Interesting Photo of the Day: Tracking the Milky Way

Filled with rich color and fine details, well-executed astrophotography never ceases to amaze us. Today’s show-stopping image courtesy of photographer Daniel Stein is no exception. But when you find out everything that went into making this shot possible, you’ll gain a whole new level of appreciation.

Milky Way pano in Adirondacks, NY by Daniel Stein. (Via Reddit. Click for larger image.)

The panorama above is actually composed of 28 tracked shots and 34 untracked shots. That’s a grand total of 62 exposures, all stitched together to create this amazing scene.

Finding a picturesque perch deep in the Adirondack Mountains of New York, Stein began working with his Nikon z6 as darkness draped the valley. To create the untracked foreground sequence,  he began making a series of 20 second exposures at f/1.8, ISO 800.

As stars began to pop into view, he used an RRS PG-01 pano-head to track their subtle movements. The series of images focusing on the sky are composed of 1 minute exposures made at f/2.2, ISO 800.

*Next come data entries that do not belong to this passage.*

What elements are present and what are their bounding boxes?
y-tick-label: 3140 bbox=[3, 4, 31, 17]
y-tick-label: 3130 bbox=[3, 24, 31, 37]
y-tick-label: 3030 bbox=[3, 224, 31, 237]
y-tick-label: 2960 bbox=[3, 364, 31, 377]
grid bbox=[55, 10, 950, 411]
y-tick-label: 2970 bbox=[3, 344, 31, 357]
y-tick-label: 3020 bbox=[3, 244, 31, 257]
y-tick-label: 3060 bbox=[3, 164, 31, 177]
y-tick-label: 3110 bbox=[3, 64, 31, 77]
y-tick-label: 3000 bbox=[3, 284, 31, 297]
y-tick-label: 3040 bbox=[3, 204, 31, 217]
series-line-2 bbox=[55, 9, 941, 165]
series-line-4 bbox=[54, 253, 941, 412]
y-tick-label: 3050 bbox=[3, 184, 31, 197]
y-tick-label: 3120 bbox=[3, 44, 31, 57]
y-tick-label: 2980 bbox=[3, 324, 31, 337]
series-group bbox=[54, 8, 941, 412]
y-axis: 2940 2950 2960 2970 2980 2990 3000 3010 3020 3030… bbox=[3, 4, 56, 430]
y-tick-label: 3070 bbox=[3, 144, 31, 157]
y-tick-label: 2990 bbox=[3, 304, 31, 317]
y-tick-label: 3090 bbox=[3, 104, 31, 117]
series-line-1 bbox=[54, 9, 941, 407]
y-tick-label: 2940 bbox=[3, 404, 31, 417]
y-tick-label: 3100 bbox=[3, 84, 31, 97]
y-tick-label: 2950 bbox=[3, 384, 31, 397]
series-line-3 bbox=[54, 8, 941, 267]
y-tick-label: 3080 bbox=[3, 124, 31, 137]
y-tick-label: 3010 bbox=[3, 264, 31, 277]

After some initial adjustments in Adobe Lightroom, Stein transferred his images to image stitching software PTGui. After creating separate composite images of the foreground and sky, he applied some further edits in Photoshop and Pixinsight. Finally, he merged the two, masked out any undesirable details, and added final touches to the photo.

Most of us admire astrophotography, but it’s an intimidating medium that many photographers hesitate to take on. Kudos to Daniel for making this complicated task look easy to master!